The LM317 can handle currents up to 1.5 A but be careful to so some power dissipation calculations and heatsink adequately if the power goes over a watt or two. (See ‘Temperature rise’ below.)
Voltage drop and headroom
For the LM317 to regulate properly it must have adequate supply voltage to allow for the sum of the voltage drops in the circuit. These are:
- The minimum voltage drop across the regulator itself. This is quoted in the datasheet as the difference between input and output voltage, \( V_I – V_O \) = 3 V.
- The voltage drop across R1. This is always 1.25 V.
- The voltage drop across the load.
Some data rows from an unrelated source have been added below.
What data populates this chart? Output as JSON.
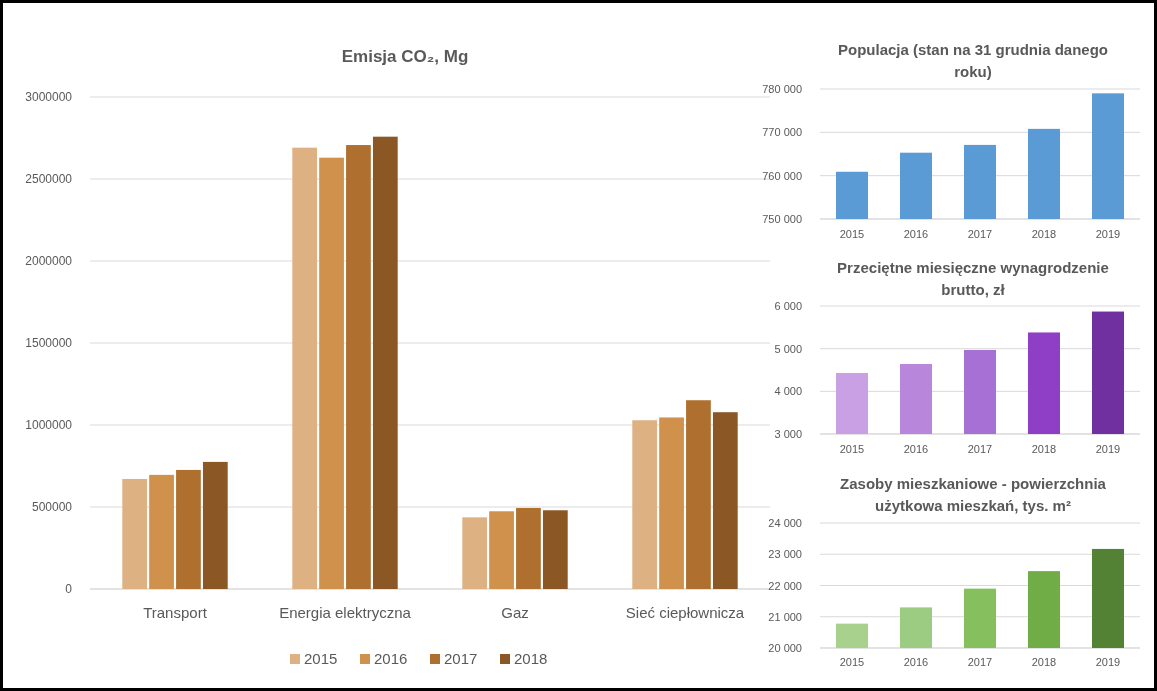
{
  "chart_data": [
    {
      "type": "bar",
      "title": "Emisja CO₂, Mg",
      "categories": [
        "Transport",
        "Energia elektryczna",
        "Gaz",
        "Sieć ciepłownicza"
      ],
      "series": [
        {
          "name": "2015",
          "color": "#deb183",
          "values": [
            671000,
            2691000,
            437000,
            1029000
          ]
        },
        {
          "name": "2016",
          "color": "#d0914d",
          "values": [
            696000,
            2630000,
            474000,
            1046000
          ]
        },
        {
          "name": "2017",
          "color": "#ae6f2f",
          "values": [
            726000,
            2707000,
            494000,
            1151000
          ]
        },
        {
          "name": "2018",
          "color": "#8b5724",
          "values": [
            775000,
            2758000,
            480000,
            1078000
          ]
        }
      ],
      "ylim": [
        0,
        3000000
      ],
      "yticks": [
        0,
        500000,
        1000000,
        1500000,
        2000000,
        2500000,
        3000000
      ],
      "grid": "y",
      "legend": "bottom"
    },
    {
      "type": "bar",
      "title": "Populacja (stan na 31 grudnia danego roku)",
      "categories": [
        "2015",
        "2016",
        "2017",
        "2018",
        "2019"
      ],
      "values": [
        760900,
        765300,
        767100,
        770800,
        779000
      ],
      "colors": [
        "#5b9bd5",
        "#5b9bd5",
        "#5b9bd5",
        "#5b9bd5",
        "#5b9bd5"
      ],
      "ylim": [
        750000,
        780000
      ],
      "yticks": [
        {
          "value": 750000,
          "label": "750 000"
        },
        {
          "value": 760000,
          "label": "760 000"
        },
        {
          "value": 770000,
          "label": "770 000"
        },
        {
          "value": 780000,
          "label": "780 000"
        }
      ],
      "grid": "y"
    },
    {
      "type": "bar",
      "title": "Przeciętne miesięczne wynagrodzenie brutto, zł",
      "categories": [
        "2015",
        "2016",
        "2017",
        "2018",
        "2019"
      ],
      "values": [
        4430,
        4640,
        4970,
        5380,
        5870
      ],
      "colors": [
        "#c9a0e3",
        "#b886db",
        "#a770d4",
        "#8e3fc6",
        "#7030a0"
      ],
      "ylim": [
        3000,
        6000
      ],
      "yticks": [
        {
          "value": 3000,
          "label": "3 000"
        },
        {
          "value": 4000,
          "label": "4 000"
        },
        {
          "value": 5000,
          "label": "5 000"
        },
        {
          "value": 6000,
          "label": "6 000"
        }
      ],
      "grid": "y"
    },
    {
      "type": "bar",
      "title": "Zasoby mieszkaniowe - powierzchnia użytkowa mieszkań, tys. m²",
      "categories": [
        "2015",
        "2016",
        "2017",
        "2018",
        "2019"
      ],
      "values": [
        20780,
        21300,
        21900,
        22460,
        23170
      ],
      "colors": [
        "#a9d18e",
        "#9ccc82",
        "#86bf5d",
        "#70ad47",
        "#548235"
      ],
      "ylim": [
        20000,
        24000
      ],
      "yticks": [
        {
          "value": 20000,
          "label": "20 000"
        },
        {
          "value": 21000,
          "label": "21 000"
        },
        {
          "value": 22000,
          "label": "22 000"
        },
        {
          "value": 23000,
          "label": "23 000"
        },
        {
          "value": 24000,
          "label": "24 000"
        }
      ],
      "grid": "y"
    }
  ]
}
For LEDs it will be \( V_f \times n \) where \( V_f \) is the forward voltage drop of each LED and \( n \) is the number of series LEDs.
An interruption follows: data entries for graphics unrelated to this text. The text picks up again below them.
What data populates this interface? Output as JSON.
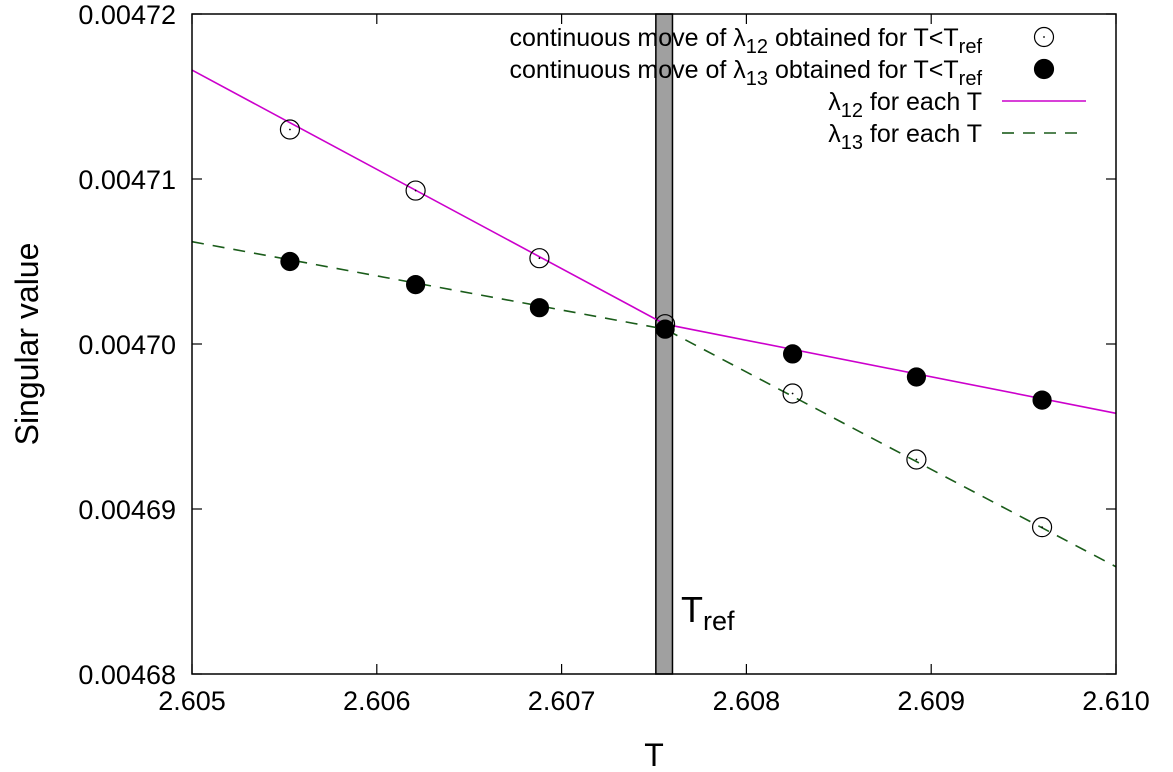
{
  "chart_data": {
    "type": "line",
    "xlabel": "T",
    "ylabel": "Singular value",
    "xlim": [
      2.605,
      2.61
    ],
    "ylim": [
      0.00468,
      0.00472
    ],
    "xticks": [
      2.605,
      2.606,
      2.607,
      2.608,
      2.609,
      2.61
    ],
    "xtick_labels": [
      "2.605",
      "2.606",
      "2.607",
      "2.608",
      "2.609",
      "2.610"
    ],
    "yticks": [
      0.00468,
      0.00469,
      0.0047,
      0.00471,
      0.00472
    ],
    "ytick_labels": [
      "0.00468",
      "0.00469",
      "0.00470",
      "0.00471",
      "0.00472"
    ],
    "grid": false,
    "legend_position": "top-right",
    "series": [
      {
        "name": "continuous move of λ12 obtained for T<Tref",
        "legend_parts": [
          "continuous move of λ",
          "12",
          " obtained for T<T",
          "ref"
        ],
        "style": "open-circle",
        "color": "#000000",
        "x": [
          2.60553,
          2.60621,
          2.60688,
          2.60756,
          2.60825,
          2.60892,
          2.6096
        ],
        "y": [
          0.004713,
          0.0047093,
          0.0047052,
          0.0047012,
          0.004697,
          0.004693,
          0.0046889
        ]
      },
      {
        "name": "continuous move of λ13 obtained for T<Tref",
        "legend_parts": [
          "continuous move of λ",
          "13",
          " obtained for T<T",
          "ref"
        ],
        "style": "filled-circle",
        "color": "#000000",
        "x": [
          2.60553,
          2.60621,
          2.60688,
          2.60756,
          2.60825,
          2.60892,
          2.6096
        ],
        "y": [
          0.004705,
          0.0047036,
          0.0047022,
          0.0047009,
          0.0046994,
          0.004698,
          0.0046966
        ]
      },
      {
        "name": "λ12 for each T",
        "legend_parts": [
          "λ",
          "12",
          " for each T"
        ],
        "style": "solid-line",
        "color": "#cc00cc",
        "x": [
          2.605,
          2.60756,
          2.61
        ],
        "y": [
          0.0047166,
          0.0047012,
          0.0046958
        ]
      },
      {
        "name": "λ13 for each T",
        "legend_parts": [
          "λ",
          "13",
          " for each T"
        ],
        "style": "dashed-line",
        "color": "#1a5c1a",
        "x": [
          2.605,
          2.60756,
          2.61
        ],
        "y": [
          0.0047062,
          0.0047009,
          0.0046865
        ]
      }
    ],
    "annotation": {
      "band_x": [
        2.60751,
        2.6076
      ],
      "band_color": "#a0a0a0",
      "label_main": "T",
      "label_sub": "ref"
    }
  }
}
Explaining the ‘headroom’ voltage
- The \( I_{adj} \) reference current generator feeds 50 to 100 µA through the 1.25 V voltage reference.
- The built-in Zener means that the op-amp inputs won’t equalise until the voltage on the output is 1.25 V above the adjust pin.
- If the output voltage is low then the op-amp inverting input voltage will fall below that of the non-inverting input and the op-amp output will rise.
- As (3) rises the Darlington transistor will turn on …
- … turning on the second transistor. The Darlington arrangement will cause about 2 × 0.7 = 1.4 V of the voltage drop between the input and output due to the forward voltage of the two base-emitter junctions.
- Finally the internal current sense resistor will account for most of the remainder of the voltage drop. (The op-amp may require a little more than 4, 5 and 6.)
Calculation example
Calculate the value of R1 to supply 100 mA to 5 series-connected blue LEDs with \( V_f \) = 3.1 V. The circuit will be powered from a 24 V supply.
First the resistor: \(R = \frac {V_{REF}}{I} = \frac {1.25}{0.1} = 12.5 \ \Omega \).
Now check the required input voltage:
\( V_{IN\ min} = 3 + 1.25 + 3.1 \times 5 = 19.75 \ \mathrm V \) minimum. Our 24 V supply is above this so it is fine.
We need to do one more thing: calculate the power dissipated in the LM317. This will be the voltage across the LM317 times the current:
\( P = ( V_{IN} – V_{OUT}) I = (24 – 19.75) \times 0.1 = 4.25 \times 0.1 = 0.425 \ \mathrm{W} \)Temperature rise
We’ll take a simple approach and use the LM317’s \( R_{\theta (JA)} \), the Junction to Ambient thermal resistance parameter (and abuse it as complained about in TI’s Application Report SPRA953C). Frot the KCT TO-220 package this is 37.9°C/W. This results in a temperature rise of \(\) 37.9 \times 0.425 = 16.1°C. Even with reasonably high ambient surroundings the junction temperature will come nowhere near its 125°C maximum.